Cannot stop looking at the video. True computer art!
Thanks

Do you plan to do anything with the FX yet?
No, it was just for fun.
And most 4kb-intros are already full of this stuff since a couple of years

would love to hear some theory on this one too.
It's just raymarching a cube which twists around multiple axes.
Raymarching steps along a ray from the camera through each pixel of the screen and tries to find the intersection with the object.
In contrast to raytracing it doesn't compute the exact intersection point with any of those ray/something-intersection-formulars.
Instead it computes the minimum distance to the object at the current position and advances along the ray by this "safe" distance iteratively:
// the ray: pos + t * dir
vec3 pos= currentPixelOnScreen;
vec3 dir= normalize(pos - cameraPosition);
float t= 0.0;
vec3 curPos;
const float EPS = 0.01;
const float maxDistance= 10.0; // we certainly didn't hit a unit-cube when we are here.
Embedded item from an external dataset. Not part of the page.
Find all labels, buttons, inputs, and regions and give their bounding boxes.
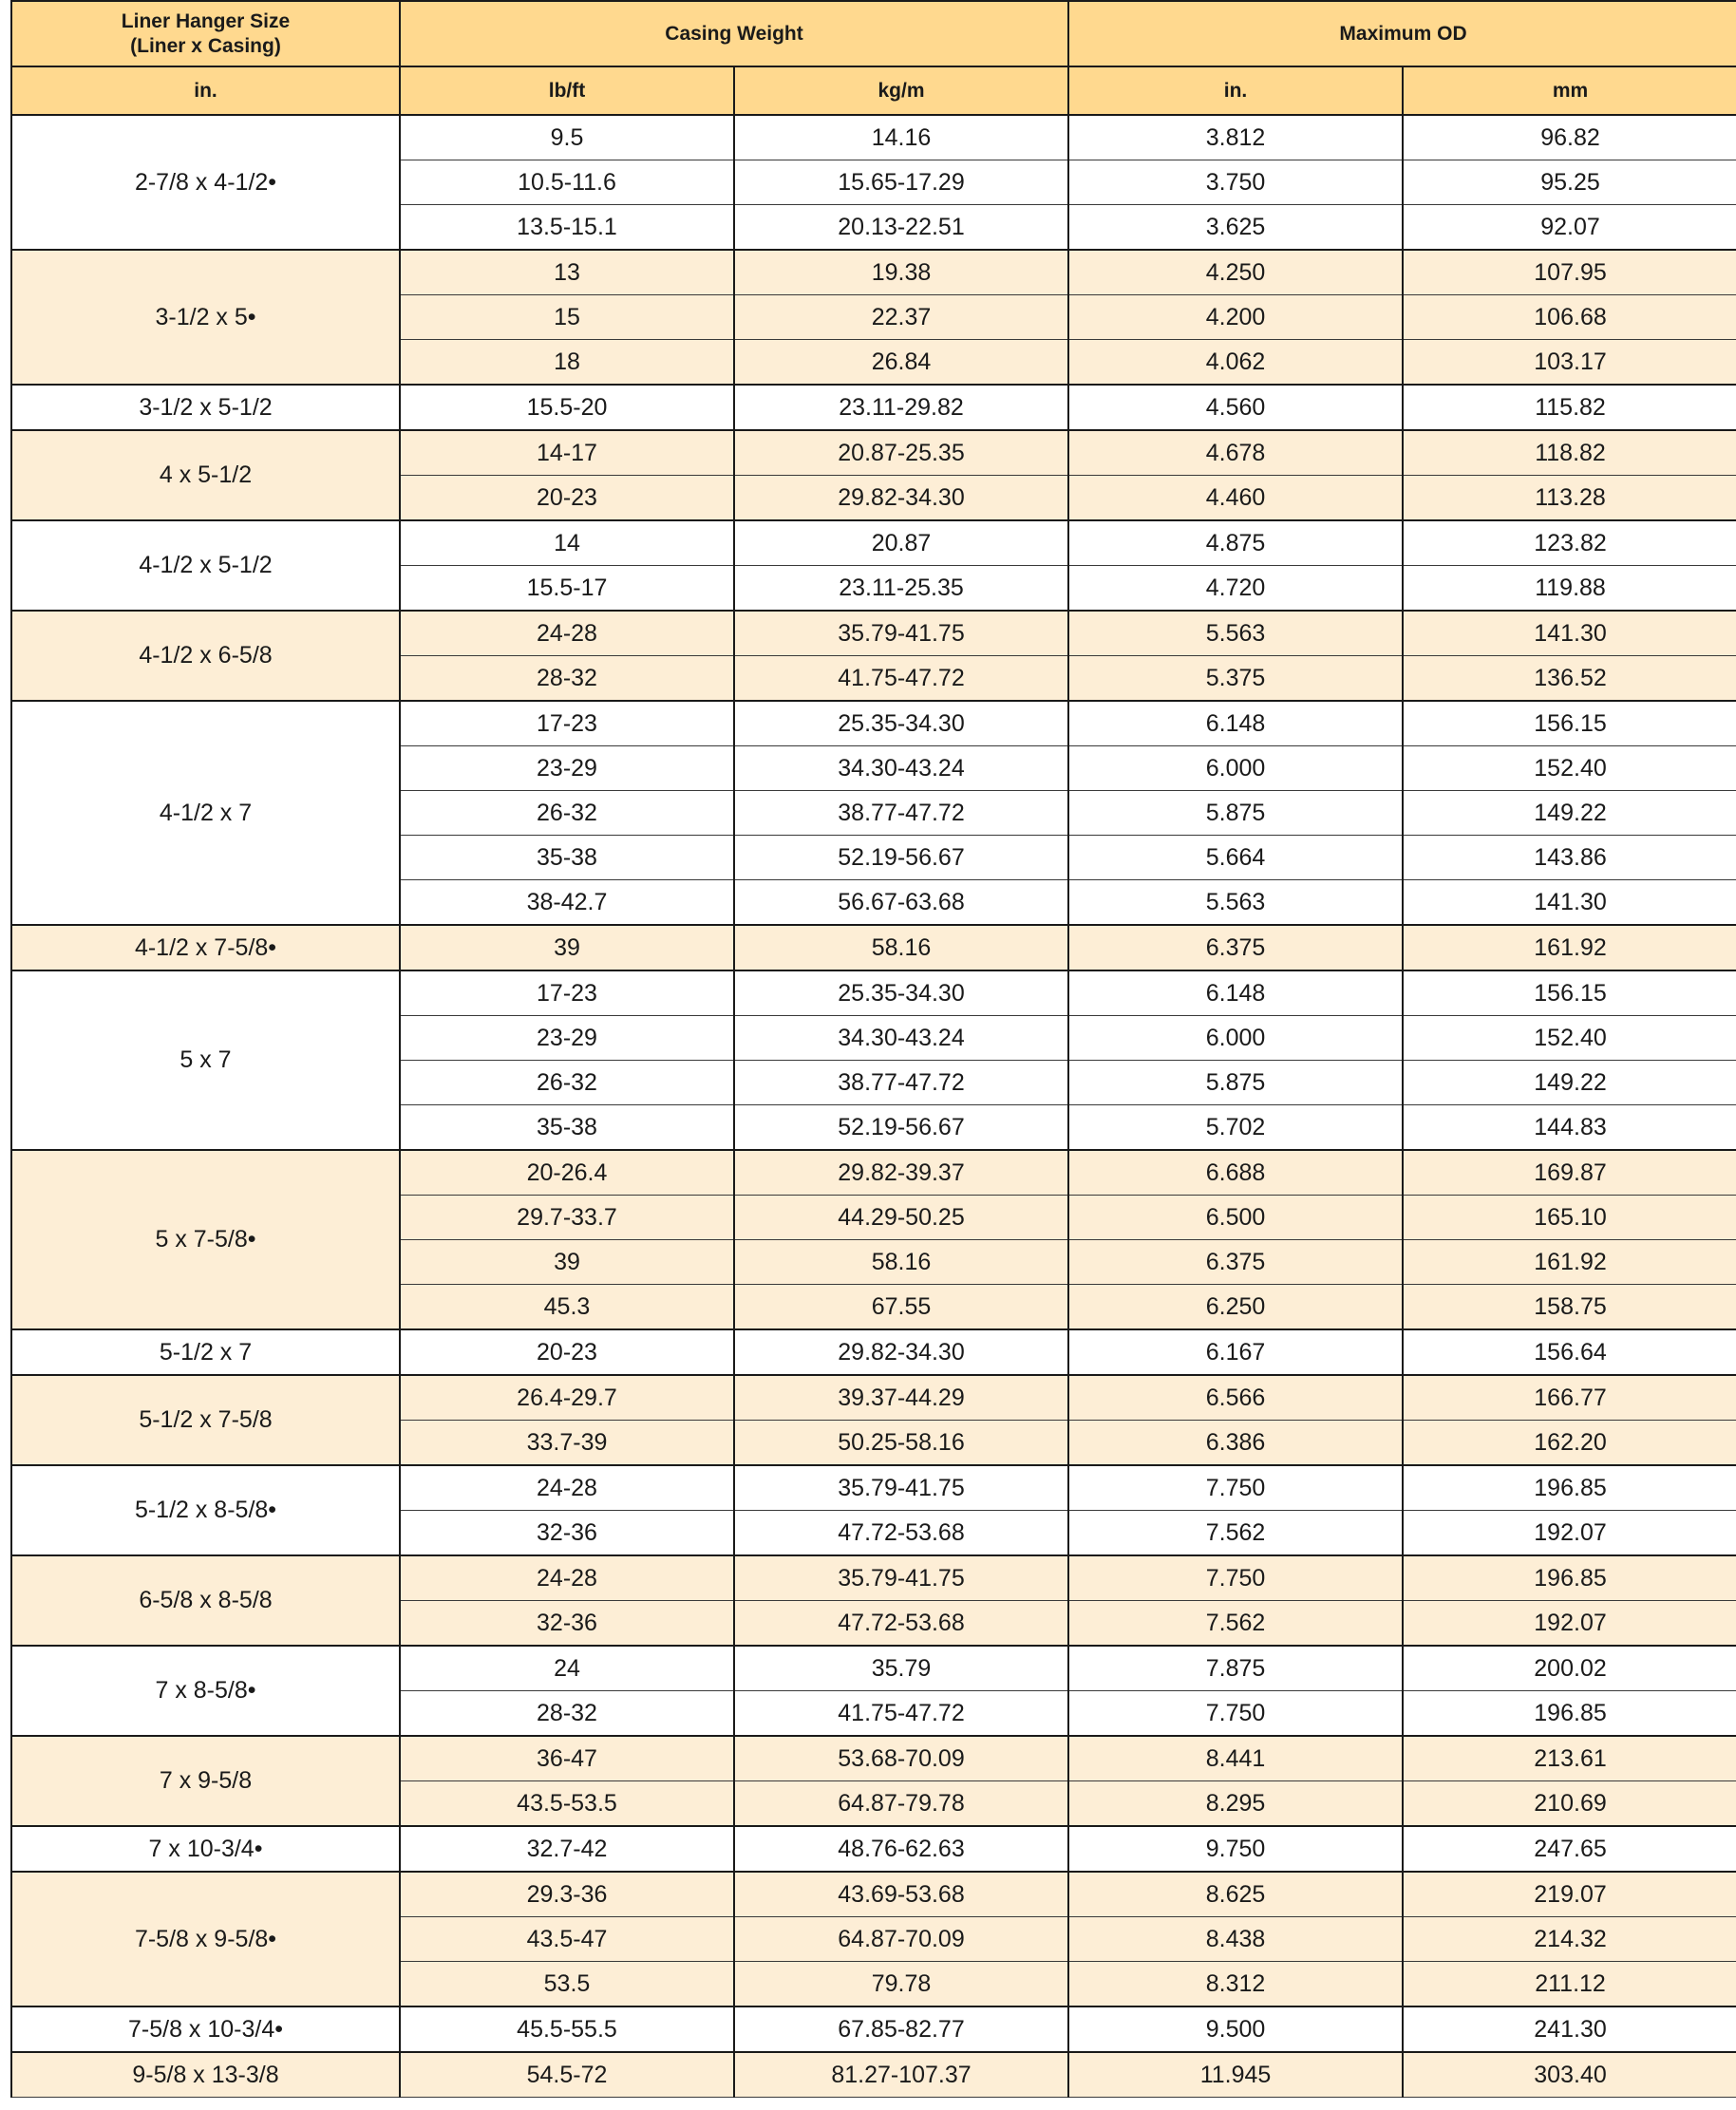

for (int it=0; it < maximumIterations; it++)
{
curPos= pos + dir * t;
float dist= minimumDistanceToCube( curPos );
// curPos is near enough to the cube?
if ( abs( dist ) < EPS )
break;
// ray didn't hit anything?
if ( t > maxDistance )
break;
// advance along ray
t += dist;
}
if ( t < maxDistance )
doSomeFancyShading( curPos );
And to find the minimum distance of a ray with an axis-aligned box at the center:
float minimumDistanceToCube( vec3 pos )
{
// cube reaches from -1..+1 in all directions
vec3 dist= abs( pos ) - vec3(1.0, 1.0, 1.0);
// negative distances are inside the cube: clamp to 0
dist= max( dist, 0.0 );
// get maximum of dist.xyz
return max( max(dist.x, dist.y), dist.z );
}
(so we're not rotating the cube but the camera)
To twist the cube around one axis you can simply rotate "pos".
"pos" always rotates around the cube's center (because it's at 0,0,0).
float minimumDistanceToTwistedCube(vec3 pos)
{
// rotation angle according to "x"
float rx= sin(pos.x + time)*scale;
// 2d rotation matrix around x
vec3 tmp= pos;
float c = cos(rx);
float s = sin(rx);
// pos.x keeps constant when rotating around the x axis
pos.y = c * tmp.y - s * tmp.z;
pos.z = s * tmp.y + c * tmp.z;
// distance to center
vec3 dist= abs(pos) - vec3(1.0, 1.0, 1.0);
// negative distances are inside the cube: clamp to 0
dist= max( dist, 0.0 );
// get euclidian distance to smooth distance at the edges
// and use a much smaller step size to safely catch the twisted edges
return length( dist ) * 0.2;
}
The version in the video just rotates around the x, y and z axis simultaneously.